Pictured above is Jacob Fishel playing Edgar in a production of Shakespeare's King Lear, as presented by Theater for a New Audience

King Lear, in my estimation, is one of Shakespeare's greatest plays. I was pleased to be able to see the play this past summer, performed by Santa Cruz Shakespeare, with Paul Whitworth playing an incomparable Lear.

It is Fishel's photo I feature, though, not Whitworth's, because one line from the play keeps bubbling up from somewhere deep within me, and that line, found in the play's Act 5, Scene 3, belongs to Edgar:

The oldest hath borne most: we that are young,
Shall never see so much, nor live so long.

As the end of this year is advancing upon us, I am ever more justified in playing my "old guy" card. I have one of those "big birthdays" arriving soon, and more and more, as time advances, Edgar's line "speaks to my condition," to quote a Quaker phrase

Not so long ago, I urged any person who might read my blog to listen (and probably not for the first time) to Peter, Paul and Mary, singing a song originally sung by Pete Seeger, "Where Have All The Flowers Gone." If you click that link to the title of the song, you'll be able to hear Pete Seeger sing it. His rendition, perhaps, is even more powerful than the moving presentation I featured earlier. Both versions brought me to tears.
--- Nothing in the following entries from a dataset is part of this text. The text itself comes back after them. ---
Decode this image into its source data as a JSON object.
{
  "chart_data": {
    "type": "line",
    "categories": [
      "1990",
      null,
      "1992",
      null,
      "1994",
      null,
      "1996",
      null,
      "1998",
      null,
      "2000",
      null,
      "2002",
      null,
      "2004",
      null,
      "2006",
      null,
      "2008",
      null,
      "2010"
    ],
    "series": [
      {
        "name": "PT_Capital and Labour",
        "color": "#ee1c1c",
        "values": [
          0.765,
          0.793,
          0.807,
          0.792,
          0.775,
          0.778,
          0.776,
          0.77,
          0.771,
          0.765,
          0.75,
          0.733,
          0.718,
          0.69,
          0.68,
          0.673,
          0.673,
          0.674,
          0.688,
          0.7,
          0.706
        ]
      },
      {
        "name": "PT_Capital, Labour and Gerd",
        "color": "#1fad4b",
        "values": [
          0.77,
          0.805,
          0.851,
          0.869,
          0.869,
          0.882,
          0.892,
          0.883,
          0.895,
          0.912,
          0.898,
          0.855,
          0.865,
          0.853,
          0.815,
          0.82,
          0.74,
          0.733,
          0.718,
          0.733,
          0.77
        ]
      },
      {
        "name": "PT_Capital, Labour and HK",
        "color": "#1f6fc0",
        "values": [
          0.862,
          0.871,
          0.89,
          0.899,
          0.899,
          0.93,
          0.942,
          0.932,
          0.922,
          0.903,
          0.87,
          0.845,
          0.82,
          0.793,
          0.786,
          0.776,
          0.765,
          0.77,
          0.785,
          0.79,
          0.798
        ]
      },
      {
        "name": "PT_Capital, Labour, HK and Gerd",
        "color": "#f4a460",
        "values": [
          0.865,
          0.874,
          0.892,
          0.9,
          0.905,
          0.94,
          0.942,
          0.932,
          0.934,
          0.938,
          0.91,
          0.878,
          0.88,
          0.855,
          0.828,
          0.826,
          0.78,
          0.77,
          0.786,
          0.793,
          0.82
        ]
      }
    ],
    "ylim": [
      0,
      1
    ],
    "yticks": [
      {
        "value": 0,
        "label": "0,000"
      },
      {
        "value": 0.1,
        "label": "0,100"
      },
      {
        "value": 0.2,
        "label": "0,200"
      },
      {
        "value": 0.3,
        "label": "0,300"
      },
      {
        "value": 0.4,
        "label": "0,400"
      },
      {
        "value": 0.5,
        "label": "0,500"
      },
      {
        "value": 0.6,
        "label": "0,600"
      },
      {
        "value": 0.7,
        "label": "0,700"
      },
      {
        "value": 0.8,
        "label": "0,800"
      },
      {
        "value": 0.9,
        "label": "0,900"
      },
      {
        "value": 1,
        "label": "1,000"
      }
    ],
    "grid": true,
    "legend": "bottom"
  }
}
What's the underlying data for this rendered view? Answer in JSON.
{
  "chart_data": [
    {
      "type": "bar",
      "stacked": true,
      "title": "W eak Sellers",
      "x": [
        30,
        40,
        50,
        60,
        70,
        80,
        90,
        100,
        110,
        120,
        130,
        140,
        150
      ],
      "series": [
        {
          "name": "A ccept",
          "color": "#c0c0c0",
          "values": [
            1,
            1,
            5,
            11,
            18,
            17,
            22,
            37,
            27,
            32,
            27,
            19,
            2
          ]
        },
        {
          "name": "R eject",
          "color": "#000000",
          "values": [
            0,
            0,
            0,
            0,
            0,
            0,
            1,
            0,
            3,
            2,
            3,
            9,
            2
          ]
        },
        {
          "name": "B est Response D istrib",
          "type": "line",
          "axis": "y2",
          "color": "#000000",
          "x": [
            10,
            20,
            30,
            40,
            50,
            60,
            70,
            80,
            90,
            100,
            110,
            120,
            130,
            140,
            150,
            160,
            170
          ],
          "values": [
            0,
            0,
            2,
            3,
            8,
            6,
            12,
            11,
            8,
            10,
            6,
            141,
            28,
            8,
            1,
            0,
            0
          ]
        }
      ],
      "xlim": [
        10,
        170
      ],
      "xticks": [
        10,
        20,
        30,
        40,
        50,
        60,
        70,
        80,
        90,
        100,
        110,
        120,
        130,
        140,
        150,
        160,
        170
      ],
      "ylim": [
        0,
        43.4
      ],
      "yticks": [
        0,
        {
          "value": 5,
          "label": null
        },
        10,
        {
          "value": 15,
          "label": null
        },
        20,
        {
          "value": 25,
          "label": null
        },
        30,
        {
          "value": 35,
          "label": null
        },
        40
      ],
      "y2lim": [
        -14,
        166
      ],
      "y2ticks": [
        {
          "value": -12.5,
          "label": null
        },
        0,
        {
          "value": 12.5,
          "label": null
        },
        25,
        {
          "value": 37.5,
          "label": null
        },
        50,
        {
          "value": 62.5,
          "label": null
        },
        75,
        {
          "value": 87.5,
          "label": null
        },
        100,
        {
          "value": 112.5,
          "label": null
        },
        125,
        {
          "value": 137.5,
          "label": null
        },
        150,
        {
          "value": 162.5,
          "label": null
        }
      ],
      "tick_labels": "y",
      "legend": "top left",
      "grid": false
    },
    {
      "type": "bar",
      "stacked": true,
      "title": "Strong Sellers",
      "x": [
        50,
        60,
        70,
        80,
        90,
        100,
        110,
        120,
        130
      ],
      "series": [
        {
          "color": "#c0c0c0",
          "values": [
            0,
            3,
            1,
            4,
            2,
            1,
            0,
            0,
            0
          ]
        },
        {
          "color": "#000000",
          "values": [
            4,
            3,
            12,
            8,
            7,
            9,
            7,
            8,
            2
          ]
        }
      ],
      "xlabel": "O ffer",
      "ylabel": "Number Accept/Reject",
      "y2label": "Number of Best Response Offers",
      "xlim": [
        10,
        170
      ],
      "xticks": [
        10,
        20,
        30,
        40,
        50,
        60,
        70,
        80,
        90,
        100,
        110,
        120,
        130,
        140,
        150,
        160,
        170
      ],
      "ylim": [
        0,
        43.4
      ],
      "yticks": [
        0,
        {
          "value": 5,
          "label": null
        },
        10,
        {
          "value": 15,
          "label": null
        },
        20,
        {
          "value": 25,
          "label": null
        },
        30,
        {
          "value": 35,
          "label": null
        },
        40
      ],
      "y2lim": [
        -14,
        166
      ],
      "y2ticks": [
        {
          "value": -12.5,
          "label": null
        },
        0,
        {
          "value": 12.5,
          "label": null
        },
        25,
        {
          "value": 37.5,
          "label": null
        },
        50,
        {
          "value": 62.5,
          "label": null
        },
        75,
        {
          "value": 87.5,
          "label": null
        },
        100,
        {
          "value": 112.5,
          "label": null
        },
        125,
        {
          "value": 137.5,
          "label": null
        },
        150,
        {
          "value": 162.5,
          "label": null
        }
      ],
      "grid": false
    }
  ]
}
Edgar's words are not an "old guy's" words. As one of the "old guys," though, Shakespeare's words, as stated by Edgar, keep bubbling up into my mind. 
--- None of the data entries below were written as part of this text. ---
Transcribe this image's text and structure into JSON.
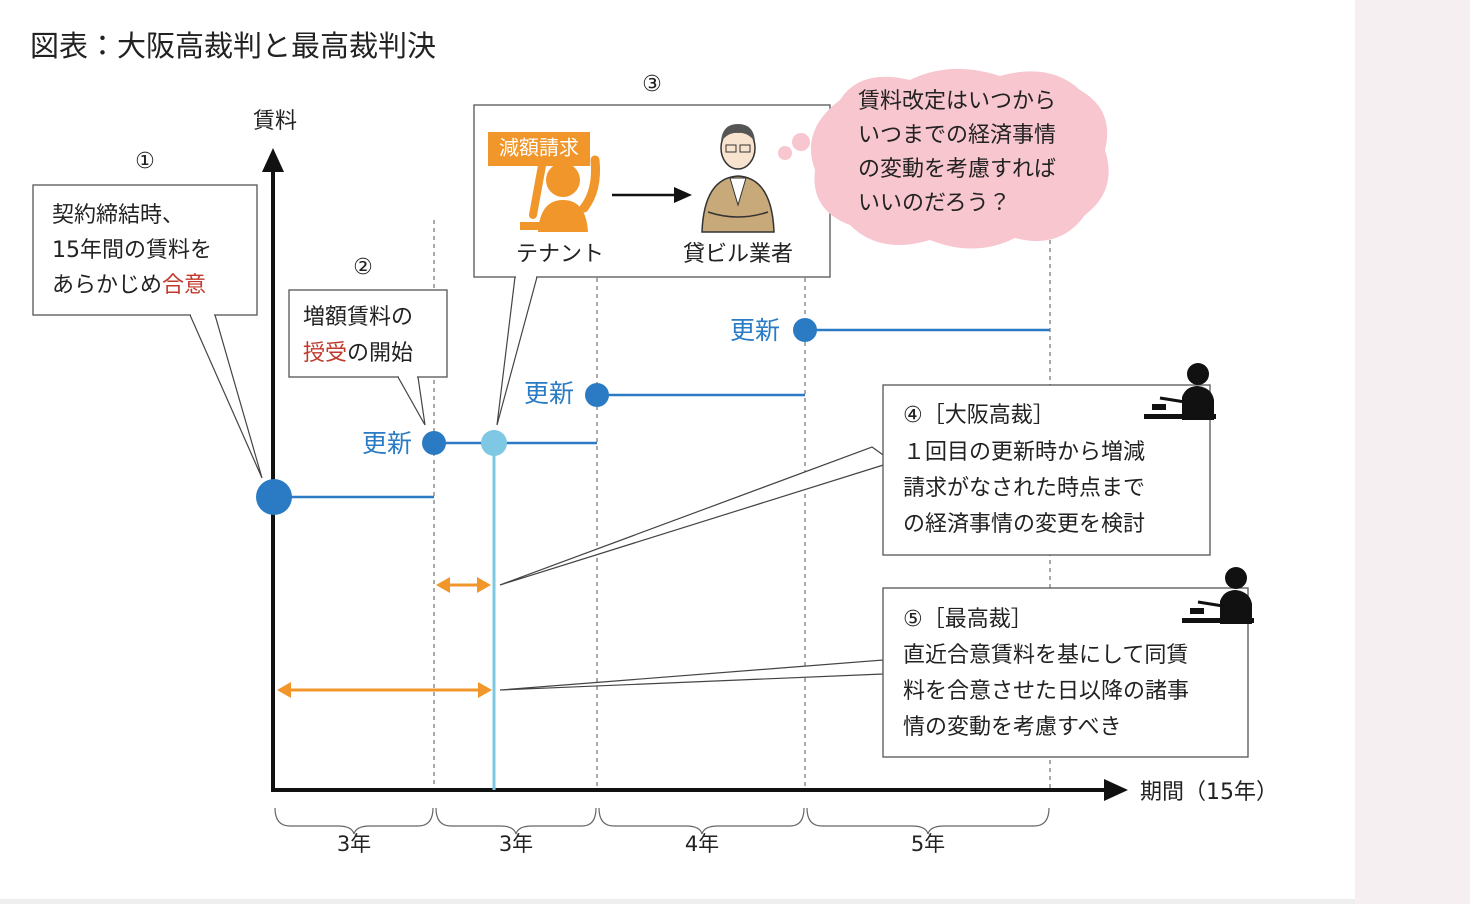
{
  "title": "図表：大阪高裁判と最高裁判決",
  "axes": {
    "y_label": "賃料",
    "x_label": "期間（15年）"
  },
  "periods": [
    "3年",
    "3年",
    "4年",
    "5年"
  ],
  "renewal_labels": [
    "更新",
    "更新",
    "更新"
  ],
  "callout_1": {
    "number": "①",
    "lines": [
      [
        "契約締結時、"
      ],
      [
        "15年間の賃料を"
      ],
      [
        "あらかじめ",
        "合意"
      ]
    ]
  },
  "callout_2": {
    "number": "②",
    "lines": [
      [
        "増額賃料の"
      ],
      [
        "授受",
        "の開始"
      ]
    ]
  },
  "callout_3": {
    "number": "③",
    "badge": "減額請求",
    "tenant": "テナント",
    "landlord": "貸ビル業者"
  },
  "thought": {
    "lines": [
      "賃料改定はいつから",
      "いつまでの経済事情",
      "の変動を考慮すれば",
      "いいのだろう？"
    ]
  },
  "ruling_4": {
    "heading": "④［大阪高裁］",
    "lines": [
      "１回目の更新時から増減",
      "請求がなされた時点まで",
      "の経済事情の変更を検討"
    ]
  },
  "ruling_5": {
    "heading": "⑤［最高裁］",
    "lines": [
      "直近合意賃料を基にして同賃",
      "料を合意させた日以降の諸事",
      "情の変動を考慮すべき"
    ]
  }
}
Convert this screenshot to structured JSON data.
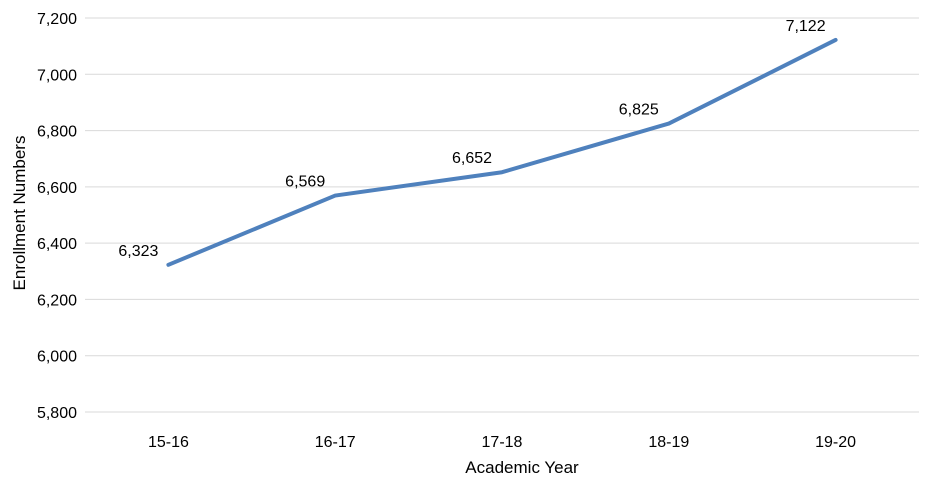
{
  "chart_data": {
    "type": "line",
    "title": "",
    "xlabel": "Academic Year",
    "ylabel": "Enrollment Numbers",
    "categories": [
      "15-16",
      "16-17",
      "17-18",
      "18-19",
      "19-20"
    ],
    "series": [
      {
        "values": [
          6323,
          6569,
          6652,
          6825,
          7122
        ],
        "data_labels": [
          "6,323",
          "6,569",
          "6,652",
          "6,825",
          "7,122"
        ]
      }
    ],
    "ylim": [
      5800,
      7200
    ],
    "yticks": [
      5800,
      6000,
      6200,
      6400,
      6600,
      6800,
      7000,
      7200
    ],
    "ytick_labels": [
      "5,800",
      "6,000",
      "6,200",
      "6,400",
      "6,600",
      "6,800",
      "7,000",
      "7,200"
    ],
    "grid": true,
    "legend": "none",
    "colors": {
      "line": "#4F81BD",
      "grid": "#D9D9D9",
      "text": "#000000"
    }
  }
}
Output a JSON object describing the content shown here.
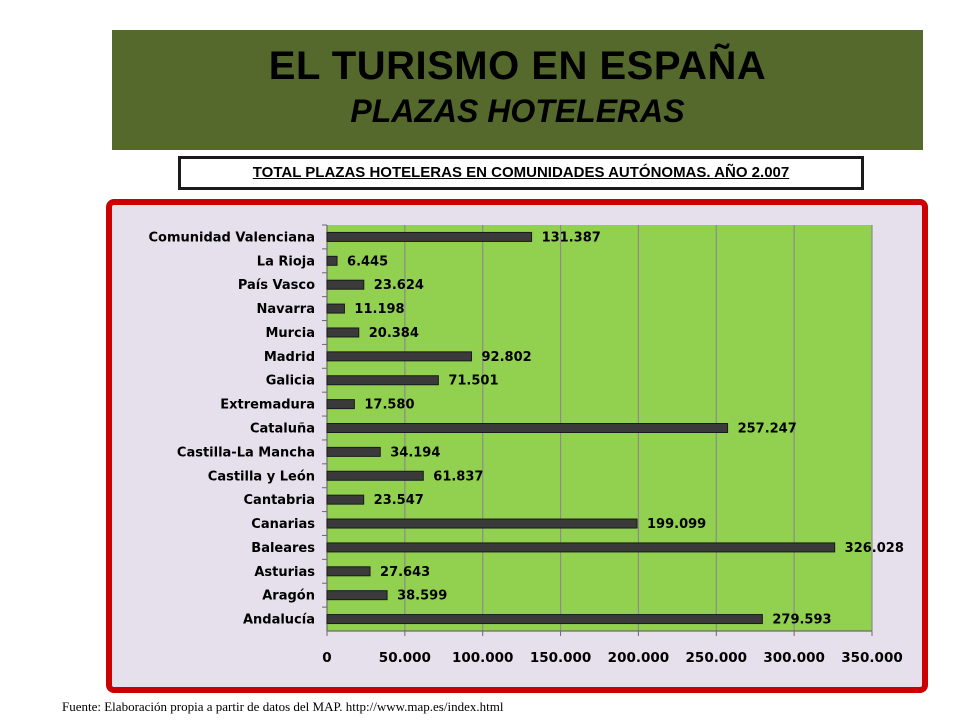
{
  "header": {
    "title": "EL TURISMO EN ESPAÑA",
    "subtitle": "PLAZAS HOTELERAS"
  },
  "chart_heading": "TOTAL PLAZAS HOTELERAS EN COMUNIDADES AUTÓNOMAS. AÑO 2.007",
  "source": "Fuente: Elaboración propia a partir de datos del MAP. http://www.map.es/index.html",
  "colors": {
    "header_band": "#55692d",
    "plot_area": "#92d050",
    "bars": "#3a3a3a",
    "frame_border": "#cc0000",
    "frame_background": "#e6e0ec"
  },
  "chart_data": {
    "type": "bar",
    "orientation": "horizontal",
    "categories": [
      "Comunidad Valenciana",
      "La Rioja",
      "País Vasco",
      "Navarra",
      "Murcia",
      "Madrid",
      "Galicia",
      "Extremadura",
      "Cataluña",
      "Castilla-La Mancha",
      "Castilla y León",
      "Cantabria",
      "Canarias",
      "Baleares",
      "Asturias",
      "Aragón",
      "Andalucía"
    ],
    "values": [
      131387,
      6445,
      23624,
      11198,
      20384,
      92802,
      71501,
      17580,
      257247,
      34194,
      61837,
      23547,
      199099,
      326028,
      27643,
      38599,
      279593
    ],
    "value_labels": [
      "131.387",
      "6.445",
      "23.624",
      "11.198",
      "20.384",
      "92.802",
      "71.501",
      "17.580",
      "257.247",
      "34.194",
      "61.837",
      "23.547",
      "199.099",
      "326.028",
      "27.643",
      "38.599",
      "279.593"
    ],
    "xlim": [
      0,
      350000
    ],
    "x_ticks": [
      0,
      50000,
      100000,
      150000,
      200000,
      250000,
      300000,
      350000
    ],
    "x_tick_labels": [
      "0",
      "50.000",
      "100.000",
      "150.000",
      "200.000",
      "250.000",
      "300.000",
      "350.000"
    ],
    "grid": "vertical",
    "legend": "none"
  }
}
I have lived what has been a long and wonderful life. I am thankful for it, for everything! But is it really true that those who are young "shall never see so much, nor live so long?"

Oh, no! Please let that not be true!

It is my wish, for those who are young, that they will not see (though I am afraid they might) the arrival of that war doom that has been threatening us all, for my whole life. It is my wish that the young will not see the continuing and progressive destruction of this beautiful Earth, a destruction that we are carrying out ourselves, we who ultimately depend upon this Earth that is our home.

Edgar's speech combines, in my mind, with what Pete Seeger sang, and with what Peter, Paul and Mary sang. The song (in that frame) poses a question, at least so it seems to me, and the answer to that question can animate actions that have the ability to transform our current reality, and to change the future. 

We who are old (and we who are young) all know the question. 

And that question is not: "When will we ever learn?" We already know.

The question is: "When will we ever change?"


1 comment:

  1. Thanks for this. It was so very good to see him in Stern Grove in SF and have his soulful transmission spread over all of us like flower pedals.